In quel progetto di riforma i temi importanti c'erano tutti,
ovviamente con soluzioni possibili nella situazione data: Titolo V, superamento
del bicameralismo paritario, rafforzamento dei poteri del Presidente del
Consiglio ed altro ancora. C'era anche il combinato con una buona legge
elettorale, dico buona e, guarda caso, mai usata.
Penso che questi temi ancora costituiscano gli ancoraggi da
cui partire, ove si voglia seriamente proporre un progetto riformatore e non
uno slogan elettorale.
Ma non è necessario partire dalla Costituzione; alcune
strade utili, a partire da una nuova Legge Elettorale che consenta ai cittadini
di riappropriarsi del potere di scelta dei loro rappresentanti, sono possibili
con procedura ordinaria, quindi percorribile purché una maggioranza
parlamentare lo voglia.
Poi altri aggiustamenti regolamentari possibili e, fattore
fondamentale, prendere coscienza che vanno superate quelle condotte politiche
che più hanno contribuito a diffondere i germi dell'antipolitica.
Ma gli interrogativi - sicuramente i più inquietanti - sono
quelli attorno alla crisi ed al futuro della democrazia.
Le cause della crisi sono molteplici e complesse.
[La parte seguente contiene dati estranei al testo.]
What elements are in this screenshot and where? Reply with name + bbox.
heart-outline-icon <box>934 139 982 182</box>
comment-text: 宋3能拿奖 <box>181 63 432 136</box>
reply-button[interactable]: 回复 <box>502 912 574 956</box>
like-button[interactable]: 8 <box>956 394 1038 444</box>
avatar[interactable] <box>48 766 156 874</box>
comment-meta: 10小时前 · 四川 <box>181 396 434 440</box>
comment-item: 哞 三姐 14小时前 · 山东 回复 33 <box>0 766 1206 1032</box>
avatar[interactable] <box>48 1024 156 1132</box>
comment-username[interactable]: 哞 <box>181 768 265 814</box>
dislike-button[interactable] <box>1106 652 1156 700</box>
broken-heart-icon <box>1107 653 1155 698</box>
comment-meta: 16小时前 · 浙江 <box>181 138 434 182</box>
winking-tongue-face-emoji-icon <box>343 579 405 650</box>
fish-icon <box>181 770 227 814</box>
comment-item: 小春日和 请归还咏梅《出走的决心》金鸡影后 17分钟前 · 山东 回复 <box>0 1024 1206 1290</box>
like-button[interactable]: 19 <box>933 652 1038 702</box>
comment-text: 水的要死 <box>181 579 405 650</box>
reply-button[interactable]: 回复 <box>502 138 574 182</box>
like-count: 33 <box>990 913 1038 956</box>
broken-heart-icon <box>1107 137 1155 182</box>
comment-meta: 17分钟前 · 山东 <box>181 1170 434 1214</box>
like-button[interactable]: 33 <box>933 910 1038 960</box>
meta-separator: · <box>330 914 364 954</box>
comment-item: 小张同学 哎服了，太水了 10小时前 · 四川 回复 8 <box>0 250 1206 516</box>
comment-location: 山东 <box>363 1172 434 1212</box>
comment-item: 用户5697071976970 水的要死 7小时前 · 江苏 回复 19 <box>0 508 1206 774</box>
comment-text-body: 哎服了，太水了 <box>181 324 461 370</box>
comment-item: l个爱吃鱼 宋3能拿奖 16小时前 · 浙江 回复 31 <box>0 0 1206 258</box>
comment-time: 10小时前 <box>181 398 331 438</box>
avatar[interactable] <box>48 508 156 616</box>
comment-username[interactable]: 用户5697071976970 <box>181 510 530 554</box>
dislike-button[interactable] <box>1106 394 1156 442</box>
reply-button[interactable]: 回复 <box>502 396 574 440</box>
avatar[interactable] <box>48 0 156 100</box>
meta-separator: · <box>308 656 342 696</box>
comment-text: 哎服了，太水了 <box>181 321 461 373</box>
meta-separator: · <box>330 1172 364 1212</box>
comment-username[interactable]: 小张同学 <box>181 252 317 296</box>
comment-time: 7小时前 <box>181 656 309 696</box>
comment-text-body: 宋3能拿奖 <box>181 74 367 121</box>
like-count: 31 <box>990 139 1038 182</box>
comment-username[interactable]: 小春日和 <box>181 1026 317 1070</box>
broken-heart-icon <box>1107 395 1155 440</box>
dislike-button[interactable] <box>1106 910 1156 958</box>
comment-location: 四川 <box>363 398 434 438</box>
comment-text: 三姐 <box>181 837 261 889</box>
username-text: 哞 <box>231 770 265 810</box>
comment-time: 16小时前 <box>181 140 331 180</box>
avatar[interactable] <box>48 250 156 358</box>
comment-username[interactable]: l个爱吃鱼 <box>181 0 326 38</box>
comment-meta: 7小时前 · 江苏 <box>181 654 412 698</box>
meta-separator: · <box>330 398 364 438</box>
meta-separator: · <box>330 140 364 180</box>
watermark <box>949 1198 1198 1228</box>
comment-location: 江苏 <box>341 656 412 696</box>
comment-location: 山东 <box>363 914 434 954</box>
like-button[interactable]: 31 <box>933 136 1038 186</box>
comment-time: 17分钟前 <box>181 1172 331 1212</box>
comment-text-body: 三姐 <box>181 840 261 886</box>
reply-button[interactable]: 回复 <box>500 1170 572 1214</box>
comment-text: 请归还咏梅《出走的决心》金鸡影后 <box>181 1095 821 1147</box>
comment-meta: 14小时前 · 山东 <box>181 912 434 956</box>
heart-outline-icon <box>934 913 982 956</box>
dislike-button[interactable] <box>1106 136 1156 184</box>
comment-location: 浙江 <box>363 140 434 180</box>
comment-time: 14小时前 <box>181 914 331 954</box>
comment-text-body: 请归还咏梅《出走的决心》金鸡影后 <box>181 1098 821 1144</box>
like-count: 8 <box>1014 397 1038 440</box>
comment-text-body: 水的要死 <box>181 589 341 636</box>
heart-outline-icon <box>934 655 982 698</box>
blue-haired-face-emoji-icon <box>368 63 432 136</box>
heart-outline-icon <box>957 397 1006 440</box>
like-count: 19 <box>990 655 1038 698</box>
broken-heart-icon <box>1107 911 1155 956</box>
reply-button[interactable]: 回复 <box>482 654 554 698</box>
Occorre
farne oggetto di un dibattito molto serio: promesse non mantenute?
Degenerazioni dovute al rapporto fra ricerca del consenso e nuovi media? Crisi dei partiti
quali strumenti di formazione, di selezione della classe dirigente e di
intermediazione fra società e strutture di governo? Perdita di credibilità della
politica e diffusione dell'antipolitica? Presenza di elementi affaristici nella
condotta politica di molti? Degenerazione "inevitabile" o frutto
dell'inerzia nella lettura dei segnali dei tempi? Incapacità di governare le
nuove sfide a cui la politica è chiamata?
Interrogativi complessi, a cui ovviamente non so dare
risposta, ma che costituiscono il più fertile terreno di confronto per la
lettura della contemporaneità.
Ma un interrogativo si erge su tutti gli altri. Quale futuro
per la democrazia?
e "Quale futuro per la democrazia" è il titolo di
un saggio di Alessandro Magnoli Bocchi recentemente pubblicato da Il Sole 24
Ore.
E' un saggio che si legge bene; termino queste mie
considerazioni con il consiglio di leggerlo.